The most common form of data ingestion in fact consists merely of copying files into HDFS, but there are a number of ways to do it that fall into three categories, as follows:
- Dropping data files into HDFS from outside of Hive
- Directly copying files into HDFS using the hdfs or hadoop utilities, WebHDFS, or HDFS nfsmount.
- Data may be
- Directly dropped into the Hive table’s HDFS data warehouse directory
- Copied into an HDFS staging directory, then loaded into Hive using the “LOAD” command, which simply adjusts the HDFS links to move the files into the Hive data warehouse directory.
- Using the Hadoop “distcp” utility to do a distributed copy that accomplishes the processes described
- Copy data from HDFS on one cluster to HDFS on another
- Copy data within a cluster from one HDFS directory to another
- Copy data from a native file system to HDFS
- Using Apache Flume to automate the process of moving bulk files
- Flume can also “tail” files, such as log files, appending the data to the files backing a Hive table continuously.
- Using Sqoop automates the process of downloading data from a relational source and inserting the resulting data into hive directories.
- Using Hive to insert data into a Hive table
- Data is selected from one set of tables using a Hive SQL, and inserted into another Hive table. This is often used to convert raw data (e.g., a CSV file) into a table backed by ORC, possibly with columns rearranged, deleted, cleaned up, etc.

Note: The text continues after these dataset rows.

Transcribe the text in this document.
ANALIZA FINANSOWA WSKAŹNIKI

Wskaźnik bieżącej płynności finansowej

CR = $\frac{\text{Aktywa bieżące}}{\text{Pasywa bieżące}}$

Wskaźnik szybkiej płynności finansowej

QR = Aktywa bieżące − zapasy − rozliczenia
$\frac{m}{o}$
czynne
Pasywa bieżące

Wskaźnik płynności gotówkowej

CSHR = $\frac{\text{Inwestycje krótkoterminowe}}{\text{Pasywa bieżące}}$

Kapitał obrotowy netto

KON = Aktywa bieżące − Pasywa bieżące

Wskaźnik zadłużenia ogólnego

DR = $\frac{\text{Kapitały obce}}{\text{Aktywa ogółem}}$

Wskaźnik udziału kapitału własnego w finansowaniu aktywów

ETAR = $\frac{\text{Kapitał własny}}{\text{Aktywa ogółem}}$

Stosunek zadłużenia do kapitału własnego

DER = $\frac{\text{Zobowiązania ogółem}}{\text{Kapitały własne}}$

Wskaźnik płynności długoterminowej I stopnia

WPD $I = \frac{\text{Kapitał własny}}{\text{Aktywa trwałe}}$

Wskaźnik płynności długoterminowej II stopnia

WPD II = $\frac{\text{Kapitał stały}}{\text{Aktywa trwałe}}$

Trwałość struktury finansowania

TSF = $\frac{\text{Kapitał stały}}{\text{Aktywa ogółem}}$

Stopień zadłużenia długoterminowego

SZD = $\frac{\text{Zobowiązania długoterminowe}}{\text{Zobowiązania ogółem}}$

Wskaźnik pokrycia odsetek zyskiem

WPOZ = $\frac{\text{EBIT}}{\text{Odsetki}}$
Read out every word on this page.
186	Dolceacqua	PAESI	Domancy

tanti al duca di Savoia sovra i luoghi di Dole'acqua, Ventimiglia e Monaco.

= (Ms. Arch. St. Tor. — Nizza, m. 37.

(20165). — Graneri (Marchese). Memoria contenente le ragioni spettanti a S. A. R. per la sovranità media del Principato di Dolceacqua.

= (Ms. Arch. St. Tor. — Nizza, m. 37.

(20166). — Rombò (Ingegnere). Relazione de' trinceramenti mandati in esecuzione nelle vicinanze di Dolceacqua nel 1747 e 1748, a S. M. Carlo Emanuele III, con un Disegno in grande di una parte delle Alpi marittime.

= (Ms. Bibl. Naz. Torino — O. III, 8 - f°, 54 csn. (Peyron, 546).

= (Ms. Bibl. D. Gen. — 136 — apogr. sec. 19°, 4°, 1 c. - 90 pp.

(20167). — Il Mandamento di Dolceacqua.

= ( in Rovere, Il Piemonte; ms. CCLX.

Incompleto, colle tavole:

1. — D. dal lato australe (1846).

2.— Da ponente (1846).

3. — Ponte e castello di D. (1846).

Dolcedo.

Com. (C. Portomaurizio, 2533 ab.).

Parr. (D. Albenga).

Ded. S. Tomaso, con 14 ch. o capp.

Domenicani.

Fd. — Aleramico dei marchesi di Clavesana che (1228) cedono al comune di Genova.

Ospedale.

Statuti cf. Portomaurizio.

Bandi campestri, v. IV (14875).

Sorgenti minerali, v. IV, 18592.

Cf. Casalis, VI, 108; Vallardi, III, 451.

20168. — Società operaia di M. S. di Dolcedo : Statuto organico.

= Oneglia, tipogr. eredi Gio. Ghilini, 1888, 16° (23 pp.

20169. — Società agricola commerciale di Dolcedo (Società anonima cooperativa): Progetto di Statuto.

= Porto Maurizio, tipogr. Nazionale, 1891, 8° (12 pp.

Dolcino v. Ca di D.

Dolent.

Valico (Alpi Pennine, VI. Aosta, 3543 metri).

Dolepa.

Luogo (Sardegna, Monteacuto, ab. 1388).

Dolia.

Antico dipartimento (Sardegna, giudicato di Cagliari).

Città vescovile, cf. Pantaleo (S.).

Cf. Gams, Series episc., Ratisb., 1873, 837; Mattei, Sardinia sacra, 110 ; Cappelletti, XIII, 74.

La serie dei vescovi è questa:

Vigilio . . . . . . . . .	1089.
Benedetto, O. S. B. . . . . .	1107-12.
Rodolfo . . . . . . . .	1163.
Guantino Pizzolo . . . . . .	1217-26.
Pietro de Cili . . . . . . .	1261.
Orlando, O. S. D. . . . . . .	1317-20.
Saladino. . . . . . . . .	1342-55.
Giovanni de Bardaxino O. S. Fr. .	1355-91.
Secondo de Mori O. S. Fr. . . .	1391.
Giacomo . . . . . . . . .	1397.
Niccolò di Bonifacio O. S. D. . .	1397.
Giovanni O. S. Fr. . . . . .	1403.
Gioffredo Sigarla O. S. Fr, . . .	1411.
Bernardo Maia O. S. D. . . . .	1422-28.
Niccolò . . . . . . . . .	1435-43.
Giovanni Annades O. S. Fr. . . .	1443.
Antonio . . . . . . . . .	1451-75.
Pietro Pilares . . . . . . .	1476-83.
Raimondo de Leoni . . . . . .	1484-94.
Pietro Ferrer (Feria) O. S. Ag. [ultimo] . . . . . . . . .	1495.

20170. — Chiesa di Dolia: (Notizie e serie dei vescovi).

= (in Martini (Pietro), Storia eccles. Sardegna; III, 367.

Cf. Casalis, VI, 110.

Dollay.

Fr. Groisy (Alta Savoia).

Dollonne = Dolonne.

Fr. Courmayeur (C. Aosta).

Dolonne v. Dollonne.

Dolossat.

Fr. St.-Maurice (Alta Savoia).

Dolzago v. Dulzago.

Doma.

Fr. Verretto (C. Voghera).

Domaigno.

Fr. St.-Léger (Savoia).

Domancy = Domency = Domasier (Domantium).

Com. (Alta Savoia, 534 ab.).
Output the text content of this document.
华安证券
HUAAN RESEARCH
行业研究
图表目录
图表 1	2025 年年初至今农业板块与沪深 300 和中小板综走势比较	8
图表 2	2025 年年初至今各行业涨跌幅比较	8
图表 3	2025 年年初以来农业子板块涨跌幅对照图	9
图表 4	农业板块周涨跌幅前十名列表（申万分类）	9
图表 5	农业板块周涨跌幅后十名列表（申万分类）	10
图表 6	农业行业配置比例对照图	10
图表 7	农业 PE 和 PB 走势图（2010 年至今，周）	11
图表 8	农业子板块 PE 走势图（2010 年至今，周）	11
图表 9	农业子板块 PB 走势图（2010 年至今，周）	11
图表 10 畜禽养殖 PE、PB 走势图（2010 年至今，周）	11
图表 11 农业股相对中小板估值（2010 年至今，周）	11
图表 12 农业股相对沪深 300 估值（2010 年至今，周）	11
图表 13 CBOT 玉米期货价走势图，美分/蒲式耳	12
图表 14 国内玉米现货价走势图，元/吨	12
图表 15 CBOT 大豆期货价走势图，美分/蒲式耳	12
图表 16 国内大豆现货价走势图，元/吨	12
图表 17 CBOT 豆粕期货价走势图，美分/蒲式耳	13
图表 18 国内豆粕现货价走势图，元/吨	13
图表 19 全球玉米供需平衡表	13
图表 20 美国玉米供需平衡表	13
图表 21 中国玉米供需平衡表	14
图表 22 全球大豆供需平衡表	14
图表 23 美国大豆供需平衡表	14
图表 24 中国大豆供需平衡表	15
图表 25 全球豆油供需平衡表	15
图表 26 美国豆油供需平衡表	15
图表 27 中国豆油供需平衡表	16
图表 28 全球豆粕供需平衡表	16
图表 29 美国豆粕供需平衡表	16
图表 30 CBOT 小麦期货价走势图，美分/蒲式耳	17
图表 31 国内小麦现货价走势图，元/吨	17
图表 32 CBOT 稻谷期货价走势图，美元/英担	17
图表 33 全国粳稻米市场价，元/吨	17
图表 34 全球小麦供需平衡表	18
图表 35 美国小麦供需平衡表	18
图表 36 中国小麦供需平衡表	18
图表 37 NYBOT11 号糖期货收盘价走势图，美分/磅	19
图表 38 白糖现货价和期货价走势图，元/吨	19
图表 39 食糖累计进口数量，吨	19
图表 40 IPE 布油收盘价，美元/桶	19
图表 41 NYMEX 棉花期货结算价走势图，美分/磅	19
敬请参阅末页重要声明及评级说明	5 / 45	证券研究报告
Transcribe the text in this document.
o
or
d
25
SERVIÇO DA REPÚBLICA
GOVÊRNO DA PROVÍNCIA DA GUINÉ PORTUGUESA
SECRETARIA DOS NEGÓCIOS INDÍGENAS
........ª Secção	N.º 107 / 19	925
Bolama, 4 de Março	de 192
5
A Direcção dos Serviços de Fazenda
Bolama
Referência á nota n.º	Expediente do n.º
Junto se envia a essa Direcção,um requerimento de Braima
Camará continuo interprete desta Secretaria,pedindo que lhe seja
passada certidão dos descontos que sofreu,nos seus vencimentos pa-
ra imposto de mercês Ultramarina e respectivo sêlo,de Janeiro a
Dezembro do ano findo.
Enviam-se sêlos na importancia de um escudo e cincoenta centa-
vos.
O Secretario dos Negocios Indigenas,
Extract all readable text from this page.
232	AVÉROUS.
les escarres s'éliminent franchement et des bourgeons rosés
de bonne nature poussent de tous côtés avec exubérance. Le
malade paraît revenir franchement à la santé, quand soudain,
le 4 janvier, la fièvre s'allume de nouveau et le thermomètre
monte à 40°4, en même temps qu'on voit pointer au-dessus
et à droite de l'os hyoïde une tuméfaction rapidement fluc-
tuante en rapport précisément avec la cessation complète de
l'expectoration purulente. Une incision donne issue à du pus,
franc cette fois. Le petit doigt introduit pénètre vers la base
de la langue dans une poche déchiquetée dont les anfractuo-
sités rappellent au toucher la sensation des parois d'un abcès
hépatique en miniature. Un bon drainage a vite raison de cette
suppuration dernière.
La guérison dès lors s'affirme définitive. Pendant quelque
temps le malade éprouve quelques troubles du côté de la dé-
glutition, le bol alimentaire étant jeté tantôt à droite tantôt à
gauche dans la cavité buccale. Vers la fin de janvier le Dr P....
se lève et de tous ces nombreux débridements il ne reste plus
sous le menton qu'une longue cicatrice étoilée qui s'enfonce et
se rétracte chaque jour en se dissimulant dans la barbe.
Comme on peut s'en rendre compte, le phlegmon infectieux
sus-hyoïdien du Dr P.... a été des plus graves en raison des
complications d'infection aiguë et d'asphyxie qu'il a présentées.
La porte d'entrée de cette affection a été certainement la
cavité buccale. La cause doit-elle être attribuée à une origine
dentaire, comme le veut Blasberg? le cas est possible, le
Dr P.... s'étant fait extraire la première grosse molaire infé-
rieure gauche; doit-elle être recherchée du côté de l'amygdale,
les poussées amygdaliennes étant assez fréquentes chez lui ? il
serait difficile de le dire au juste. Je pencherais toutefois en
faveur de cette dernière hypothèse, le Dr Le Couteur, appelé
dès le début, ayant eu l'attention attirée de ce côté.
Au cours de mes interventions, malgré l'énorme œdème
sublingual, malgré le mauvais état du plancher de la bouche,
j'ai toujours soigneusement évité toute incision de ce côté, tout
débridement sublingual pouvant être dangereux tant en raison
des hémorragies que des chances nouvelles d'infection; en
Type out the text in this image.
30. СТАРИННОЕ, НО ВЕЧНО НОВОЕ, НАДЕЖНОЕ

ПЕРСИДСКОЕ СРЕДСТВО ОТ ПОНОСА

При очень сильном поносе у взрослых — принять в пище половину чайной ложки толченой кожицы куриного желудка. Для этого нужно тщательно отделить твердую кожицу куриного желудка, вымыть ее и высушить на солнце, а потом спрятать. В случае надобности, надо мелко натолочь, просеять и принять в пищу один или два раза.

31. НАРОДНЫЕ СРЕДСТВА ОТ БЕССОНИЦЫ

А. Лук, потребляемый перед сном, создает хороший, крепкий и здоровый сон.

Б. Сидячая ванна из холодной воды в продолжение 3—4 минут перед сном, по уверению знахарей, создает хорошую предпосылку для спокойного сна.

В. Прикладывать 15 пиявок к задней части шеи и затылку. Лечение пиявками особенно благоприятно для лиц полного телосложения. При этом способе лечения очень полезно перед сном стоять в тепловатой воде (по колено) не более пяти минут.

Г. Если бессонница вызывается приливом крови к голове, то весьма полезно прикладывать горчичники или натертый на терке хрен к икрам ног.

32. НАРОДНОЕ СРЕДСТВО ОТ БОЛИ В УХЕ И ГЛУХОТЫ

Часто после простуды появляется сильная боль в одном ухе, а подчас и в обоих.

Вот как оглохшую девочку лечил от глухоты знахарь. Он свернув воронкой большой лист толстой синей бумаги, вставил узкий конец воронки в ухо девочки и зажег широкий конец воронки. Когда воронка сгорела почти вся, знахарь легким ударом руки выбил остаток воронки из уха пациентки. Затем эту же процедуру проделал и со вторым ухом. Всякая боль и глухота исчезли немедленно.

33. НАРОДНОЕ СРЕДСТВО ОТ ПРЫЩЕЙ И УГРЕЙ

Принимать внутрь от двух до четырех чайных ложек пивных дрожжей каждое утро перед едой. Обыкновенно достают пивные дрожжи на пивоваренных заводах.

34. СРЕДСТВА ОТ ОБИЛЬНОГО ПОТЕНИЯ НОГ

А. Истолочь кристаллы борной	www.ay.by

- The underlying process is distributed MapReduce or Tez, and result is data files dropped into the Hive data warehouse HDFS directories.
- Streaming processes
- Hive supports streaming in data from Storm and other sources and inserting it into a Hive table. The result is, once again, big data block files in the Hive warehouse HDFS directories.
It’s Not Just Hive
This document deals primarily with Hive, but most shops don’t confine themselves to Hive-over-HDFS. Other Hadoop components that are commonly used in conjunction with Hive include:
- Apache Pig is a scripting language that provides a wide range of scripting functionality to automate data conversion, ingestion, ETL, and batch processing.
- Apache Oozie provides higher level scheduling of Hive, Pig, and native OS operations such as bash scripts.
- Apache Flume provides diverse ingestion options for file-based data, particularly log files (hence the name)
- Apache Sqoop provides ingestion of data from relational sources (as well as returning processed data to relational destinations.)
- Apache Falcon orchestrates Flume and Sqoop ingestion and provides data governance, which includes scheduling of ingestion and end of life, tracking the provenance of data at a row level, etc.
- Apache Ranger provides authorization policies for both the underlying data and the metadata, giving SQL “grand” capabilities that can be centrally administered by policy.
- The hdfs and hadoop utilities provide command line access to
- POSIX-like functionality for HDFS, including ls, rm, chmod, chown, etc.
- Functionality for moving between HDFS and the native FS: put, get, etc.
- Functionality for moving data within and between clusters: disco
- HDFS system maintenance such fsck, du, df
Understand What’s Happening Under the Hood
Always Use the Query Summary—It’s Free
Using the setting set hive.tez.exec.print.summary = true; at the head of your query will tell Hive to print out an execution profile for your query. The output is full of useful information about where your query is spending its time and resources.
Like most RDBMS’s, Hive has an “explain” function that will tell you how it intends to lay out your query. You can try different queries that do the same thing to get a feel for what it is going to do. It is also interesting to do this before and after running analyze on your datasets. Sometimes the difference is very large.
Tez Execution Graph
The Tez execution graph can be viewed through YARN. This has somewhat similar information to the output of explain. It can be most easily examined through Ambari’s Tez View.